Preface

Welcome to Statistical Machine Learning with R! I started this project during the summer of 2018 when I was preparing for the Stat 432 course (Basics of Statistical Learning). At that time, our faculty member Dr. David Dalpiaz, had decided to move to The Ohio State University (although he moved back to UIUC later on). David introduced to me this awesome way of publishing website on GitHub, which is a very efficient approach for developing course materials. Since I have also taught Stat 542 (Statistical Learning) for several years, I figured it could be beneficial to integrate what I have to this existing book by David and use it as the R material for both courses. For Stat 542, the main focus is to learn the numerical optimization behind these learning algorithms, and also be familiar with the theoretical background.
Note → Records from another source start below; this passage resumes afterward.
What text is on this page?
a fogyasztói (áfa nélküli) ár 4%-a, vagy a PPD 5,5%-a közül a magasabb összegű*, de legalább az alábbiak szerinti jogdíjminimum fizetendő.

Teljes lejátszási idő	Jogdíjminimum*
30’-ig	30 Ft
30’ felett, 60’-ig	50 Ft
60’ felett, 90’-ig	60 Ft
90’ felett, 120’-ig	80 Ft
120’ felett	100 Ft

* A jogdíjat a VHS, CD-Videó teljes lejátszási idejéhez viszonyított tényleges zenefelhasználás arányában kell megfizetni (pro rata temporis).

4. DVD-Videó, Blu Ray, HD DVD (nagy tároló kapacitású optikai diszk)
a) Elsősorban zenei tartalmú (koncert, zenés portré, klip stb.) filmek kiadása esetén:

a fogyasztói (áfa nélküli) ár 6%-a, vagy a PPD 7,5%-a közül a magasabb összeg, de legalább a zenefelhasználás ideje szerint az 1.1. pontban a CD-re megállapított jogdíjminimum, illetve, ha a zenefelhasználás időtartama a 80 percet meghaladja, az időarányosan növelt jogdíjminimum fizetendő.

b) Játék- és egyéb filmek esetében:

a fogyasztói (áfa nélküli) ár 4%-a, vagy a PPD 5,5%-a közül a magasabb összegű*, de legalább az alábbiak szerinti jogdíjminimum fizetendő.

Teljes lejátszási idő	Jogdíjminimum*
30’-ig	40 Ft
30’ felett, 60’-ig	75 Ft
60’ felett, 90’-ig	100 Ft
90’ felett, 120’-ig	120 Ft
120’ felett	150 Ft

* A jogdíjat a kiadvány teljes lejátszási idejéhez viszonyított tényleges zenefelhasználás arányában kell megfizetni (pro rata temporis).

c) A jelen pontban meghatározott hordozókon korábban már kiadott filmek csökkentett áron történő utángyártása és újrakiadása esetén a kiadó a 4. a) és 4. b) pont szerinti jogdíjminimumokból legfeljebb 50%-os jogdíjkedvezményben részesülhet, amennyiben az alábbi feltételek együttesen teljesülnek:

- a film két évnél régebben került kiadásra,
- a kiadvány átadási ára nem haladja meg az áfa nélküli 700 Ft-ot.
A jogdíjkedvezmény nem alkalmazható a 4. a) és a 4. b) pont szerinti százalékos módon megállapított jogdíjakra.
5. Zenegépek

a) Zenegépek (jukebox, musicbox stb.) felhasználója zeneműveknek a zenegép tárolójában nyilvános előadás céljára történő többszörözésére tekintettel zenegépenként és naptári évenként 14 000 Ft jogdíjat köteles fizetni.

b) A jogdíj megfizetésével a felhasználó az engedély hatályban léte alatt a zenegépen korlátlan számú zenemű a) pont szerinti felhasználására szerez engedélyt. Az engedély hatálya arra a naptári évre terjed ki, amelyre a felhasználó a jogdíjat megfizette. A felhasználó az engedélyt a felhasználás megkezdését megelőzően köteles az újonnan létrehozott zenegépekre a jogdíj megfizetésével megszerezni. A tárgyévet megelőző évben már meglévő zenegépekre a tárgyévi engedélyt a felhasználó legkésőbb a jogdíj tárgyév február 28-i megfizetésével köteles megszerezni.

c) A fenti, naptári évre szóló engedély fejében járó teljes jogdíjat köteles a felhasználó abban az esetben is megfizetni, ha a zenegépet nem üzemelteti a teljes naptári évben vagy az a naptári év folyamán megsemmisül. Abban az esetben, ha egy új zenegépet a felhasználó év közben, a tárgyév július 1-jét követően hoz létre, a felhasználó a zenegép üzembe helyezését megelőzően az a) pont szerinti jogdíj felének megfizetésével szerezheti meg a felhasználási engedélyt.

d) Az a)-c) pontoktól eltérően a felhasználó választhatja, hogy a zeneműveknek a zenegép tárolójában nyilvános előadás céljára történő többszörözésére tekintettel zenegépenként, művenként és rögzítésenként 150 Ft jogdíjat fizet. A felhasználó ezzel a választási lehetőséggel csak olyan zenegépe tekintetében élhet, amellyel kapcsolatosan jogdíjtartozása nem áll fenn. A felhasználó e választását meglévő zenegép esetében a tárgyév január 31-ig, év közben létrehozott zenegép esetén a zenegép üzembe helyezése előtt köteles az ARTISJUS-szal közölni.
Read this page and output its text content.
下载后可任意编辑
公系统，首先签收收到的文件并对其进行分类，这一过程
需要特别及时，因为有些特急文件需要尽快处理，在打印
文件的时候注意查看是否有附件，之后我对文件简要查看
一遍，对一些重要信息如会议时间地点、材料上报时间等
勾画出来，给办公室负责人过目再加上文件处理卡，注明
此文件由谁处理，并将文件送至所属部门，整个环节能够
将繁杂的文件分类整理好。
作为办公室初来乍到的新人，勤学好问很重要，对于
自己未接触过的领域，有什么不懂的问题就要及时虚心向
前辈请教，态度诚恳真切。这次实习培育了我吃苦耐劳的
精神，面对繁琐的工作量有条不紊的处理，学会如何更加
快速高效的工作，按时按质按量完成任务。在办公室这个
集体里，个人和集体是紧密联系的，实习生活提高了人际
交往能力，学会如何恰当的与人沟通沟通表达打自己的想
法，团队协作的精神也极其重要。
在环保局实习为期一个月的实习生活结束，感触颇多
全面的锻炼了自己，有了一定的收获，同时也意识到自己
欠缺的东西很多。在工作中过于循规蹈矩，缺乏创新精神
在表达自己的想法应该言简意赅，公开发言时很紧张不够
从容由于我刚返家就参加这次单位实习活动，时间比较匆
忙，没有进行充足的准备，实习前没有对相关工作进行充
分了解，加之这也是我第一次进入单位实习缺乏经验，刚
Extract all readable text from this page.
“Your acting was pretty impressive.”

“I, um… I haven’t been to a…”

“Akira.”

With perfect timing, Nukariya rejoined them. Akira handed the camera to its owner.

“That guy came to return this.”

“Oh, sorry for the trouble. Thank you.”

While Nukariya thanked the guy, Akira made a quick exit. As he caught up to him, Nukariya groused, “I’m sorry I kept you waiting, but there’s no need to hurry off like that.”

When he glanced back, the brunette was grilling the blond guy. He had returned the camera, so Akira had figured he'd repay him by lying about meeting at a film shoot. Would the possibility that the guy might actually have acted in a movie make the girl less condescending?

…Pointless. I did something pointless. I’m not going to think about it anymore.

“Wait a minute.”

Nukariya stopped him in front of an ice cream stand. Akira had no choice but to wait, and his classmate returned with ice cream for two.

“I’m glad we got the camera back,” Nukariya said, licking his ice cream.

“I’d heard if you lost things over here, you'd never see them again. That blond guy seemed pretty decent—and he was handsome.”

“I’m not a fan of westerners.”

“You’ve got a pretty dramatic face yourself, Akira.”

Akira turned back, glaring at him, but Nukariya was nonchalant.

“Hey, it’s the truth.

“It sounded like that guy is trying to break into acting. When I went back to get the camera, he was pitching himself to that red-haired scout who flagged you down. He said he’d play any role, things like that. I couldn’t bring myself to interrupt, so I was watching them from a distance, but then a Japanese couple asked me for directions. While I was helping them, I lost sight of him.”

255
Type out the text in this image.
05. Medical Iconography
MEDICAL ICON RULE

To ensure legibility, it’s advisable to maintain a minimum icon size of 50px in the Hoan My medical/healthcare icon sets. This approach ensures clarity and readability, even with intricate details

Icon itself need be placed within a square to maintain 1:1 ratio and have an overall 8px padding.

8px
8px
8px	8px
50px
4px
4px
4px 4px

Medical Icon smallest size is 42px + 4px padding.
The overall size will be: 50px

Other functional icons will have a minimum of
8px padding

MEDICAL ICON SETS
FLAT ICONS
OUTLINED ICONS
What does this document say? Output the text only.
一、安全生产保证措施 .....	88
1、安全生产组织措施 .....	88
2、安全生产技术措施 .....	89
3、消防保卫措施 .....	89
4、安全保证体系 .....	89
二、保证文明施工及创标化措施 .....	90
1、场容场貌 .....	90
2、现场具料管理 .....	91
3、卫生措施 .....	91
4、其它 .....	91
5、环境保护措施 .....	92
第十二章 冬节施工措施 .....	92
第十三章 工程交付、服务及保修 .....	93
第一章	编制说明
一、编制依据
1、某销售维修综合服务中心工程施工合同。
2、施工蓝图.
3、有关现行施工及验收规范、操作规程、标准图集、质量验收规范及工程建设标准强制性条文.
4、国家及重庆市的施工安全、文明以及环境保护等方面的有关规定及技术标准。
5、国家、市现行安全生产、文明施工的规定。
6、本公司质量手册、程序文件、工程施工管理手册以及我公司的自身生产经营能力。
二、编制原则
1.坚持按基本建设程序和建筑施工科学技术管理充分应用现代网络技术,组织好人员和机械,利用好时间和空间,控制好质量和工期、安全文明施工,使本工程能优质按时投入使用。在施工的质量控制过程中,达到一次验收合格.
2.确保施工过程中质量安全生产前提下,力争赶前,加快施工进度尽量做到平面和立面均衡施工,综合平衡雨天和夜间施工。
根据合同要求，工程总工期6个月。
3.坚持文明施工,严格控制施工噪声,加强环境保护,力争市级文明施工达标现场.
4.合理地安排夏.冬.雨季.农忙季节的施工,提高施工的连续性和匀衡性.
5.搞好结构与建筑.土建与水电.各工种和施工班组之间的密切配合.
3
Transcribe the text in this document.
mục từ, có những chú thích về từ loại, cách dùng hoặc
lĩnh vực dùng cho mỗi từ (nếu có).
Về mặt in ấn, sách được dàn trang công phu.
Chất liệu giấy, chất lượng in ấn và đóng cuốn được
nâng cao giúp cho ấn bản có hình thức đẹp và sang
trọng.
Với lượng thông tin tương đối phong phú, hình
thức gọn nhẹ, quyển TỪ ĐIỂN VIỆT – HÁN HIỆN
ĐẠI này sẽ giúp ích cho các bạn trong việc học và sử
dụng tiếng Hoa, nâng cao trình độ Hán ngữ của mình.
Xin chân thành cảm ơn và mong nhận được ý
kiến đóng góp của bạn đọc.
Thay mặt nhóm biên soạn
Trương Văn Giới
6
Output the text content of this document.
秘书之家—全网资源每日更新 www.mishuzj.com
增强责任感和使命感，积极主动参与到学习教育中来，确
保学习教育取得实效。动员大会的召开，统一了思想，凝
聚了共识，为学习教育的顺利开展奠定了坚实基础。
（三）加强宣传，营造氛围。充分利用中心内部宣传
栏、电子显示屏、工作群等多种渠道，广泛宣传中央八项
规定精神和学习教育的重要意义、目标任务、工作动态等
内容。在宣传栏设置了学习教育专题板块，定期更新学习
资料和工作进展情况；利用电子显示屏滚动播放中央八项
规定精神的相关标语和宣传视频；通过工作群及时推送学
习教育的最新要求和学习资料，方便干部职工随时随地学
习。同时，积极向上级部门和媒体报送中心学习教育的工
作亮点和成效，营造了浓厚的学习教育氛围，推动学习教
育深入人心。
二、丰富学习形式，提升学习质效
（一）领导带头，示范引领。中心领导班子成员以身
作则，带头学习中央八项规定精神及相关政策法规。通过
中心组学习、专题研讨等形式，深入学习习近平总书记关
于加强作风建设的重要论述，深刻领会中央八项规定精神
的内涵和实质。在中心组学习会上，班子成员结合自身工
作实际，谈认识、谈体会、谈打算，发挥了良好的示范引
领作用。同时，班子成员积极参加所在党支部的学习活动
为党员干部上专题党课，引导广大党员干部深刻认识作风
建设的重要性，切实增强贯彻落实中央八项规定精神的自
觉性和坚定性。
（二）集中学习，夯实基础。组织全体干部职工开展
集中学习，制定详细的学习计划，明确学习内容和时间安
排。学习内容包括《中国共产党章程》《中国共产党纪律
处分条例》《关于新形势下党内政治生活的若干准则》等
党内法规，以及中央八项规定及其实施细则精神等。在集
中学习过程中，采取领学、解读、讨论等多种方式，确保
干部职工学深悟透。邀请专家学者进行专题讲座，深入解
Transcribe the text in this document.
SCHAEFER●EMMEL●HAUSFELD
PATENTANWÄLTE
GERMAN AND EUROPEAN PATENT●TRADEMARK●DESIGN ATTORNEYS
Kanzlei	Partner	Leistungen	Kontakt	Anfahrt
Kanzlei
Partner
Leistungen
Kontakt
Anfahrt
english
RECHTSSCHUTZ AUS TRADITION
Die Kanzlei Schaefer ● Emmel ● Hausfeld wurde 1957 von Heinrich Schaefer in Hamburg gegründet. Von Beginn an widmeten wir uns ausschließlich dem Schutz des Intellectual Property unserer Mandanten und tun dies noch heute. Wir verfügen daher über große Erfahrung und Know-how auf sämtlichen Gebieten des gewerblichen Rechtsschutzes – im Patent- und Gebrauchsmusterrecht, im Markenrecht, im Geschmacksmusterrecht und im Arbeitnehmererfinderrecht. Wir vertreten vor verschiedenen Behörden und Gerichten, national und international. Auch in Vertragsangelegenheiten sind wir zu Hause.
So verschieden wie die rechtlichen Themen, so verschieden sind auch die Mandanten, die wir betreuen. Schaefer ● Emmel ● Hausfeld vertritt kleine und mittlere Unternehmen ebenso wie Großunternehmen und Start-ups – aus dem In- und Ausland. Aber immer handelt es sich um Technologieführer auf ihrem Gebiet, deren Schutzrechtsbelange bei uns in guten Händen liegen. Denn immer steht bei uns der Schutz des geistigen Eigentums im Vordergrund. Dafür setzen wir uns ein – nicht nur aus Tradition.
As you can tell, I am not being very creative on the name, so SMLR it is. You can find the source file of this book on my GitHub. Recently, I started a new course Stat 546 (Machine Learning in Data Science), which focuses more on RKHS, random forests and reinforcement learning, and I am also add more materials to this book.

Target Audience

This book can be suitable for students ranging from advanced undergraduate to first/second year PhD students who have prior knowledge in statistics. Although a student at the masters level will likely benefit most from the material. Previous experience with both basic mathematics (mainly linear algebra), statistical modeling (such as linear regressions) and R are assumed.

What’s Covered?

This book currently covers the following topics:

Basic Knowledge
- R, R Studio and R Markdown
- Linear regression and linear algebra
- Numerical optimization basics
Model Selection and Regularization in Linear Models
- Model Selection
- Ridge regression
- Lasso
- Spline
Classification models
- Logistic regression
- Discriminant analysis
Nonparametric Models with Local Smoothing
- K-nearest neighbor
- Kernel smoothing
Kernel Methods and RKHS
- Support vector machine
- Kernel ridge regression
- Support vector regression
Tree and Ensemble Models
- Tree models
- Random forests
- AdaBoost
- Gradient boosting machine
Unsupervised Learning
- K-means
- Hierarchical clustering
- PCA
- self-organizing map
- Spectral clustering
- UMAP

The goal of this book is to introduce not only how to run some of the popular statistical learning models in R, know the algorithms and programming techniques for solving these models and also understand some of the fundamental statistical theory behind them. For example, for graduate students, these topics will be discuss in more detail:

Optimization
- Lagrangian
- Primal vs. dual
EM and MM algorithm (to be added)
Bias-variance trade-off in
- Linear regression
- KNN
- Kernel density estimation
RKHS
- Kernel Trick
- Representer Theorem

This book is under active development. Hence, you may encounter errors ranging from typos to broken code, to poorly explained topics. If you do, please let me know! Simply send an email to rqzhu@illinois.edu and I will make the changes as soon as possible. Or, if you know R Markdown and are familiar with GitHub, make a pull request and fix an issue yourself! These contributions will be acknowledged.

Acknowledgements

The initial contents and Bookdown code are derived from Dr. David Dalpiaz’s online book. My STAT 542 course materials are also inspired by teaching materilas from Dr. Feng Liang and Dr. John Marden who developed earlier versions of this course. And I also incorporated many online resources, which I cannot put into a comprehensive list. If you think I missed some references, please let me know.

License

This work is licensed under a Creative Commons Attribution-NonCommercial-ShareAlike 4.0 International License.